The present invention relates in general to interconnections within semiconductor circuits and methods of making the interconnections. More particularly, the present invention relates to interconnections which carry the greatest currents within the semiconductor circuits, referred to herein interchangeably as interconnects or large interconnects, and methods of making the interconnects to have low resistance and occupy reduced surface area. Since the large interconnects of the present application carry the greatest currents within the semiconductor circuits, they include, for example, power buses for conducting power within the semiconductor circuits.
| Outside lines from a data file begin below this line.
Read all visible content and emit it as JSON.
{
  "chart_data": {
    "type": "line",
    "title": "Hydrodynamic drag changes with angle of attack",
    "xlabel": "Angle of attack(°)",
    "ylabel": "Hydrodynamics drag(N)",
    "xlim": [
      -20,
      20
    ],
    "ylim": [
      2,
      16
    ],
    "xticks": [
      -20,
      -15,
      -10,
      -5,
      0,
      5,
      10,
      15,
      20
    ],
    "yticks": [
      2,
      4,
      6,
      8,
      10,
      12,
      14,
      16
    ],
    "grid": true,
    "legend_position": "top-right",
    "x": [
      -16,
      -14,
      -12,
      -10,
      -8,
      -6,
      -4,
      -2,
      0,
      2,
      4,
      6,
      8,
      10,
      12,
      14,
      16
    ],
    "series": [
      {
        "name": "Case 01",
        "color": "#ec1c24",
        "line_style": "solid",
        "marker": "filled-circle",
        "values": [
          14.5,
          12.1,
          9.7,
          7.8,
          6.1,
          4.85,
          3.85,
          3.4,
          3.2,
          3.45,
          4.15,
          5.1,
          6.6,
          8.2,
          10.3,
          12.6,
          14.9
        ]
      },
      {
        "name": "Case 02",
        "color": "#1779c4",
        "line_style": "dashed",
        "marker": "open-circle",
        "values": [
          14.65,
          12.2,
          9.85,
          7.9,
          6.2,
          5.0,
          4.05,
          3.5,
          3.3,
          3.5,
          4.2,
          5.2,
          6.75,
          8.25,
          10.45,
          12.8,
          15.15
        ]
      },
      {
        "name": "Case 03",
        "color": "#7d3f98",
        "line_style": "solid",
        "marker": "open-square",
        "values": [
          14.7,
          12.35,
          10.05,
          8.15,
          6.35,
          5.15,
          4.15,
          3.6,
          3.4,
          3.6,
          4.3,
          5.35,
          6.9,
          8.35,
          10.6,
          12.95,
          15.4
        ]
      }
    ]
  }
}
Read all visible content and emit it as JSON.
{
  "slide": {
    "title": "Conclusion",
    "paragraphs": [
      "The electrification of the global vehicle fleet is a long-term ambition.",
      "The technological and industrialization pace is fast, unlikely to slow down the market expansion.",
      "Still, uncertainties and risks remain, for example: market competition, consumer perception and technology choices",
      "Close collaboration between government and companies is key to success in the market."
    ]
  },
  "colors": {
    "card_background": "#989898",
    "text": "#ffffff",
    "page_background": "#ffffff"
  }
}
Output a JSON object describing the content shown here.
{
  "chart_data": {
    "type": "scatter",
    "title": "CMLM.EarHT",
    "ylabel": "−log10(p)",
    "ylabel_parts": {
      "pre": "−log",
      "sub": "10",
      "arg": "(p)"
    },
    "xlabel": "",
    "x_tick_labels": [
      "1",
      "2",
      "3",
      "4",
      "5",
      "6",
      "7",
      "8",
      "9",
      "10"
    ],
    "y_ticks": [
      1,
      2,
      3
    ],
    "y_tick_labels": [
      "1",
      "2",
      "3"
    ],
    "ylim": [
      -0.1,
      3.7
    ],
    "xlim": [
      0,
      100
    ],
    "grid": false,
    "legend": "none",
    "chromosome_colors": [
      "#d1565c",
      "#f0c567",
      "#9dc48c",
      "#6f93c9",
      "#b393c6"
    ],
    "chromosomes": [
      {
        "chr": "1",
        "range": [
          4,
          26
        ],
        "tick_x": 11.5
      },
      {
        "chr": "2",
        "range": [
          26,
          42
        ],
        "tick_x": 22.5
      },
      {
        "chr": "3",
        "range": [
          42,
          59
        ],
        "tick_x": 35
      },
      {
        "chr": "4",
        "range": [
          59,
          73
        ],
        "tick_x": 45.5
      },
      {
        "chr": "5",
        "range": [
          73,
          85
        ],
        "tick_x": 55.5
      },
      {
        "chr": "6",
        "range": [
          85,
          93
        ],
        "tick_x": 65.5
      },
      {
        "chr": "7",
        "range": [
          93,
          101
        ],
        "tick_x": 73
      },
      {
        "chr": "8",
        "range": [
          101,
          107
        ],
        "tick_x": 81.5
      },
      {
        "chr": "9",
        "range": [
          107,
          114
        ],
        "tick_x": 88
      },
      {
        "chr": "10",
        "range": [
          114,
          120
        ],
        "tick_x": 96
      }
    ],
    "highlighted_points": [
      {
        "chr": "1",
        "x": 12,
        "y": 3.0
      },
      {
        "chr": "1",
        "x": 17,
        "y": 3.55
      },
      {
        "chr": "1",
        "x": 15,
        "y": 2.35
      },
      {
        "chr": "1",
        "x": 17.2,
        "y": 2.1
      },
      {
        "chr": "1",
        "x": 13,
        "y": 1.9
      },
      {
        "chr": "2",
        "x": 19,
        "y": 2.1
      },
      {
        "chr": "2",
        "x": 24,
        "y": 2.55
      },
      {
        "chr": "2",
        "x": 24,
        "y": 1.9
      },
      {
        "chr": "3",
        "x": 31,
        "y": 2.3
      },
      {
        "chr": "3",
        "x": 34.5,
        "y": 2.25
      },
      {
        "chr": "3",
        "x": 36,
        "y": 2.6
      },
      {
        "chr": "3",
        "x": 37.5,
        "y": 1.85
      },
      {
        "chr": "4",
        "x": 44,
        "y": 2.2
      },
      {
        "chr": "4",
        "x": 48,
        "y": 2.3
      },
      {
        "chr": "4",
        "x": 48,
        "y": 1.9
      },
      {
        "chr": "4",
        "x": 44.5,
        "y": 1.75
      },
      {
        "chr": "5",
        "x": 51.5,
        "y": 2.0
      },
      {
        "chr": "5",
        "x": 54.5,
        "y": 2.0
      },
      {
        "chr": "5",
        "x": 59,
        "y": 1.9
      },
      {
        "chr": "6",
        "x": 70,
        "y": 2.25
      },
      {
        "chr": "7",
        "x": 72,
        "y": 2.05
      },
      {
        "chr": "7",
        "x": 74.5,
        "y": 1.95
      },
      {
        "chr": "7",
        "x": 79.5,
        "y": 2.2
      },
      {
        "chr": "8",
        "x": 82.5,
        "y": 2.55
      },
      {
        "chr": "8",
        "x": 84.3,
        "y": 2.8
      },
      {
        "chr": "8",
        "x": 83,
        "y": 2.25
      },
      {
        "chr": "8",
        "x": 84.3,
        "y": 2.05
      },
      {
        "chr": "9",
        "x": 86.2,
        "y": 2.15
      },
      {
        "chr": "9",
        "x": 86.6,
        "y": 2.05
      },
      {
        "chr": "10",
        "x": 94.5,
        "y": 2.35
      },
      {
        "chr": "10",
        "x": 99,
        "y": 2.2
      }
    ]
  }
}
A semiconductor circuit includes an array of devices which are interconnected by patterns of wiring lines formed of conductive material, some of the wiring lines connecting power to the devices. As the devices are scaled to smaller and smaller dimensions, formation of reliable interconnects becomes more and more difficult since the wiring lines need to be formed to occupy less chip space or surface area which is typically, at least in part, accomplished by reducing the width of the wiring lines. As the wiring lines are reduced in width, they eventually become so narrow that to reduce them further results in resistance levels which are too great for reliable operation of the semiconductor circuits. Resistance levels due to narrow wiring line widths is particularly problematic for power buses and other large interconnects which carry the highest currents within the semiconductor circuit.
To overcome the problems of further reduction of width for wiring lines, the depth of the lines has been increased. A method for increasing the depth of wiring lines is known as a damascene process which is named after the inlaid metal technique used in ancient Damascus to decorate swords and the like. In the damascene process, channels are etched into a generally planar insulation layer and a layer of conductive material is then formed over the insulation layer to fill the channels and form conductive ribs which are coupled to contact locations beneath the insulation layer. A planarization operation is then performed, for example by chemical mechanical planarization (CMP), to separate the inlaid ribs from one another.
Unfortunately, wiring lines used for large interconnects of a semiconductor circuit which are formed as ribs and produced, for example, by the damascene process, have height limitations such that the conductivity of the corresponding large interconnects is limited. Accordingly, this solution to the problem of providing ever smaller area wiring lines for interconnections is limited as well.
There is, thus, a need for improved interconnections for semiconductor circuits which will allow wiring lines to be formed within smaller surface areas yet provide lower resistances than can be produced by wiring lines formed as isolated conductive ribs.